Simultáneamente, se planifica la economía nacional pensando que la sequía ocurrida es un hecho aislado y que las venideras campañas de cosecha del modelo agroexportador concentrado y arrasador de biodiversidad ordenará las cuentas de las arcas nacionales. Están ausentes de la planificación económica los impactos por venir del cambio climático.
Justificaciones para continuar por el mismo sendero siempre hay, la deuda, la restricción externa, la pobreza; como si no hubiera opciones.
¿Que nos ata a esta mirada esquizofrénica?
Probablemente esta pregunta tenga muchas respuestas. Por un lado, una mirada que sostiene la lógica del “derecho al desarrollo”, o sea, las economías centrales quemaron fósiles a morir, se “desarrollaron” y ahora nos toca a nosotros el turno de poder hacer lo mismo, como si el hecho de consumir fósiles sin límites nos pueda sacar del “atraso” abstrayéndonos del rol dependiente de nuestra economía en el contexto global. No puede haber nada más colonial.
Pero sería ingenuo no dimensionar también los poderes corporativos del sector hidrocarburífero en el mundo y en nuestro país y cómo intentan obtener sus ganancias lo antes posible frente a escenarios de restricciones climáticas. Son un lobby de poder que en muchos casos se asocia a un complejo científico-tecnológico productivo que intuye que solo podrá sobrevivir en ese contexto. Un bloque de poder económico que veta cualquier intento de transformación de las estructuras, que han habilitado hasta aquí no sólo la depredación de la naturaleza sino también el saqueo de los recursos económicos y sociales del pueblo. Como si no hubiera opciones.
Desde una mirada amplia, se podría desplegar un abanico que incluye profundizar la electrificación con energías renovables de los servicios en lugar de profundizar la gasificación de los usos, instrumentar políticas de hábitat eficiente, restringir usos suntuarios de la energía, atacar fuertemente la pobreza energética, desplegar el potencial científico tecnológico y productivo nacional alrededor de las energías renovables, promover sistemas de producción agropecuario con menos contenido fósil, promover las industrias locales para disminuir el transporte de cosas, implementar políticas de planificación territorial que disminuyan la necesidad de transporte de personas, entre muchas otras. Desarrollar un modelo productivo menos fósil generaría más trabajo y mejor distribuido en el país que en la actualidad.

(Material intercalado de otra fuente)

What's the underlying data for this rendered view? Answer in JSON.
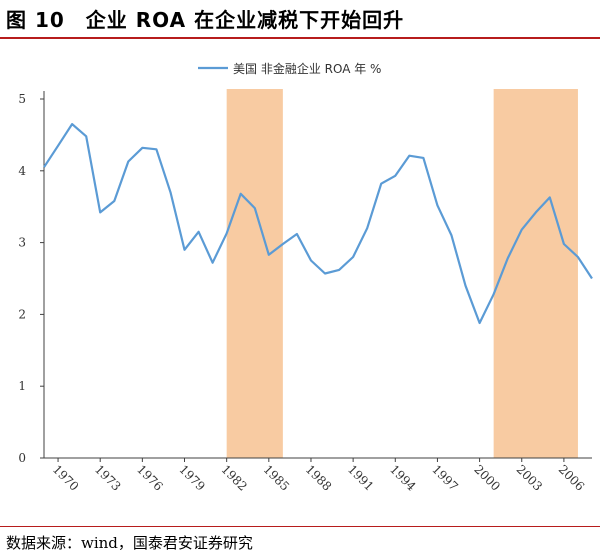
{
  "title": "图 10　企业 ROA 在企业减税下开始回升",
  "source": "数据来源：wind，国泰君安证券研究",
  "colors": {
    "line": "#5b9bd5",
    "shade": "#f8cba2",
    "axis": "#404040",
    "rule": "#b71c1c"
  },
  "chart_data": {
    "type": "line",
    "title": "",
    "xlabel": "",
    "ylabel": "",
    "x_ticks": [
      "1970",
      "1973",
      "1976",
      "1979",
      "1982",
      "1985",
      "1988",
      "1991",
      "1994",
      "1997",
      "2000",
      "2003",
      "2006"
    ],
    "y_ticks": [
      "0",
      "1",
      "2",
      "3",
      "4",
      "5"
    ],
    "ylim": [
      0,
      5
    ],
    "xlim": [
      1969,
      2008
    ],
    "legend": {
      "position": "top-center",
      "entries": [
        "美国 非金融企业 ROA 年 %"
      ]
    },
    "shaded_periods": [
      [
        1982,
        1986
      ],
      [
        2001,
        2007
      ]
    ],
    "series": [
      {
        "name": "美国 非金融企业 ROA 年 %",
        "x": [
          1969,
          1970,
          1971,
          1972,
          1973,
          1974,
          1975,
          1976,
          1977,
          1978,
          1979,
          1980,
          1981,
          1982,
          1983,
          1984,
          1985,
          1986,
          1987,
          1988,
          1989,
          1990,
          1991,
          1992,
          1993,
          1994,
          1995,
          1996,
          1997,
          1998,
          1999,
          2000,
          2001,
          2002,
          2003,
          2004,
          2005,
          2006,
          2007,
          2008
        ],
        "values": [
          4.05,
          4.35,
          4.65,
          4.48,
          3.42,
          3.58,
          4.13,
          4.32,
          4.3,
          3.7,
          2.9,
          3.15,
          2.72,
          3.13,
          3.68,
          3.48,
          2.83,
          2.98,
          3.12,
          2.75,
          2.57,
          2.62,
          2.8,
          3.2,
          3.82,
          3.93,
          4.21,
          4.18,
          3.52,
          3.1,
          2.4,
          1.88,
          2.28,
          2.78,
          3.18,
          3.42,
          3.63,
          2.98,
          2.8,
          2.5
        ]
      }
    ]
  }
}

Pero no se trata de opciones “técnicas”, o no solamente. La lucha de las comunidades de Jujuy por decidir sobre sus territorios, por no ser avasalladas y desposeídas en nombre del “desarrollo” muestran que se trata de pensar también otras opciones de estilos de vida, de toma de decisiones, de fortalecer lo público por sobre lo privado, lo colectivo sobre lo individual.
Frente a la esquizofrenia de quejarnos de la sequía y los impactos del calentamiento global y proponer más fósiles, se trata de visibilizar las fortalezas regionales. La existencia de bienes comunes, recursos naturales para algunos. Un fuerte complejo científico-tecnológico productivo que puede orientarse a opciones no fósiles. Y también un legado de lógicas de organización social, que desde la tradición de las culturas andinas nos desafían a establecer otros modos de relacionamiento entre nosotros y con la naturaleza.